Meaningful Pose-Based Sign Language Evaluation
Zifan Jiang, Colin Leong, Amit Moryossef, Anne Göhring, Annette Rios, Oliver Cory, Maksym Ivashechkin, Neha Tarigopula, Biao Zhang, Rico Sennrich, Sarah Ebling
TL;DR
This work addresses the challenge of meaningfully evaluating sign language output represented as human skeletal poses by systematically analyzing distance-based, embedding-based, and back-translation-based metrics. It proposes a unified evaluation framework and an open-source pose-evaluation toolkit, enabling reproducible comparisons across sign-language generation and translation systems. Through automatic meta-evaluation on sign retrieval and a large-scale human-correlation study across three sign languages, the authors find that carefully tuned distance-based metrics (notably DTW$p$ and nDTW$p$) and back-translation likelihood show strong agreement with human judgments, while embedding-based measures excel in sign-level tasks but lag at sentence-level translation.
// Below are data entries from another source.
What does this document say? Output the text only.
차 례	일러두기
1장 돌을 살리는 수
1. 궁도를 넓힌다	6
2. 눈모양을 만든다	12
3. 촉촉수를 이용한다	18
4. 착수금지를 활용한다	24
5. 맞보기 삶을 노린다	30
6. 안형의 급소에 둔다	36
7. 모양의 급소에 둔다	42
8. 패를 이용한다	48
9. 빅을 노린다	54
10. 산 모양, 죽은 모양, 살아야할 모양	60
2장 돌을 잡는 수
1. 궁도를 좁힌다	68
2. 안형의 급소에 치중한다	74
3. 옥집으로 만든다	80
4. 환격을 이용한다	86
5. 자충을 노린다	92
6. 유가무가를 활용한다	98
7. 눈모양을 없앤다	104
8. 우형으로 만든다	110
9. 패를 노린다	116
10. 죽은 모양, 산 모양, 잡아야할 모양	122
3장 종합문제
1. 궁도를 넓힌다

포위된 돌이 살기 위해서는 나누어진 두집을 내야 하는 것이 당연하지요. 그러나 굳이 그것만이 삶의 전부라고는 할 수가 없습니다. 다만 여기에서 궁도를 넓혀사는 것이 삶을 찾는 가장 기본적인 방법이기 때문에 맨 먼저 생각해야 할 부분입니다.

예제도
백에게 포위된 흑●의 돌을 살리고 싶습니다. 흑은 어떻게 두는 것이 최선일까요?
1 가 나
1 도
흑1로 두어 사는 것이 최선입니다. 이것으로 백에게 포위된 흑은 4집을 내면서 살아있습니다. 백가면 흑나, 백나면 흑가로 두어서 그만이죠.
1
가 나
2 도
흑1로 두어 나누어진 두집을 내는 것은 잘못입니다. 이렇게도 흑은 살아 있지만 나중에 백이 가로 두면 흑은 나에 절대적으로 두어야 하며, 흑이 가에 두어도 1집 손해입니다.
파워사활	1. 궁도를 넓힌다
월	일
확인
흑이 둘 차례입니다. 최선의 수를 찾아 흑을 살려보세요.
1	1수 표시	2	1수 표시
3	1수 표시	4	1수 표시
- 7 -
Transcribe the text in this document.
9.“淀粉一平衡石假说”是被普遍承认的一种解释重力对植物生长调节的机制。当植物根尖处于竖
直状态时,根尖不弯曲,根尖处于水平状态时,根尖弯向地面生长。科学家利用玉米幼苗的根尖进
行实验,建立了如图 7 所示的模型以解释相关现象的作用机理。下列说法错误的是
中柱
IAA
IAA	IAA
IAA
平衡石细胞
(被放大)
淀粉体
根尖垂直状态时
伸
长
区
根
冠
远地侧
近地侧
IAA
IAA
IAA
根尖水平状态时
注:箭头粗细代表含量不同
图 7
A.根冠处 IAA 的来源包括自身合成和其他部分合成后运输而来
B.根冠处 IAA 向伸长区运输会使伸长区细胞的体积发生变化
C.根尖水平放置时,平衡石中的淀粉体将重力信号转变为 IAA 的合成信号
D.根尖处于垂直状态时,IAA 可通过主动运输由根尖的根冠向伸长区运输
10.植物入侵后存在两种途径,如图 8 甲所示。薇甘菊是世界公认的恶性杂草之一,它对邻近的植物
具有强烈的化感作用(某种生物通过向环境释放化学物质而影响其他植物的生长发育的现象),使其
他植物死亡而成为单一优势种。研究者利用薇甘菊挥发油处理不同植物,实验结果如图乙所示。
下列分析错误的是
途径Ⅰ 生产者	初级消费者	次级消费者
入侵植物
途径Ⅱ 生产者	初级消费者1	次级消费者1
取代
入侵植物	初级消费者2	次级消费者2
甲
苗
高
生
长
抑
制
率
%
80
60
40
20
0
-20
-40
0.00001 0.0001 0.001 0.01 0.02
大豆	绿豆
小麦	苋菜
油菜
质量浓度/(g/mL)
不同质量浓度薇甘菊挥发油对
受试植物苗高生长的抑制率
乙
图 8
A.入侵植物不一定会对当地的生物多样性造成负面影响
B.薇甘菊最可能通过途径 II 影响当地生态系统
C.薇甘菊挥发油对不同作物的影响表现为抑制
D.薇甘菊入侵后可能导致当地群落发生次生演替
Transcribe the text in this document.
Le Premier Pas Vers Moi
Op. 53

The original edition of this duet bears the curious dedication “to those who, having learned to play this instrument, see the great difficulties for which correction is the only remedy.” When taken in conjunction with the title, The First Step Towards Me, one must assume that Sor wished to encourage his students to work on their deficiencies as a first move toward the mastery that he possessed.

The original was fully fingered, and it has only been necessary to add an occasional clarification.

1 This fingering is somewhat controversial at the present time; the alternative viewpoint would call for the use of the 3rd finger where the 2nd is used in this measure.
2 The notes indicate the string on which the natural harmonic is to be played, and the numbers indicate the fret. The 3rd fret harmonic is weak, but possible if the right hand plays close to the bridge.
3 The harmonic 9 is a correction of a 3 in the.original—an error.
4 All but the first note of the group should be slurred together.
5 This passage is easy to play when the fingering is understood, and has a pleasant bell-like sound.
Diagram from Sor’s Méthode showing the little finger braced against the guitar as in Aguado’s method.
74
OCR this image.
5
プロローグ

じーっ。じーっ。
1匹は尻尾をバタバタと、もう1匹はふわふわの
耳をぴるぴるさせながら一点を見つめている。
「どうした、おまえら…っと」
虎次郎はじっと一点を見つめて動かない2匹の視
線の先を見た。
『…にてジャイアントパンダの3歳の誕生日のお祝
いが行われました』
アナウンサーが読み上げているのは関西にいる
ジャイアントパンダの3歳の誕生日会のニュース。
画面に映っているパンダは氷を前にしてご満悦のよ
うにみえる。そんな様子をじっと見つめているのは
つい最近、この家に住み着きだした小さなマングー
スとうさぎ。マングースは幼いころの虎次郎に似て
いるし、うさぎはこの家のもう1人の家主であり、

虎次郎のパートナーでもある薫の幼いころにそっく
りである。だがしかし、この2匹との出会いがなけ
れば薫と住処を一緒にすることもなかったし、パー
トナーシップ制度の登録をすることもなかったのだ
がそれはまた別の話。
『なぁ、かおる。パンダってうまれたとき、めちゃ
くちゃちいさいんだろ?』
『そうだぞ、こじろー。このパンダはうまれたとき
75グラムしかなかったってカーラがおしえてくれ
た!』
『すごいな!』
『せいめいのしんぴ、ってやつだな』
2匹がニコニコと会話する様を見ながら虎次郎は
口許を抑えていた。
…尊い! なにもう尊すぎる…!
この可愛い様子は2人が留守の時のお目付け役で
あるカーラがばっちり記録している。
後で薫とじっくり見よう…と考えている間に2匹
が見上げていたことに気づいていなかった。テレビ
The work emphasizes the need for open pose-to-text models, standardized tooling, and future extensions to phrase-level evaluation, ultimately providing practical guidelines and resources to advance robust, reusable evaluation in sign language processing.
Abstract
We present a comprehensive study on meaningfully evaluating sign language utterances in the form of human skeletal poses. The study covers keypoint distance-based, embedding-based, and back-translation-based metrics. We show tradeoffs between different metrics in different scenarios through automatic meta-evaluation of sign-level retrieval and a human correlation study of text-to-pose translation across different sign languages. Our findings and the open-source pose-evaluation toolkit provide a practical and reproducible way of developing and evaluating sign language translation or generation systems.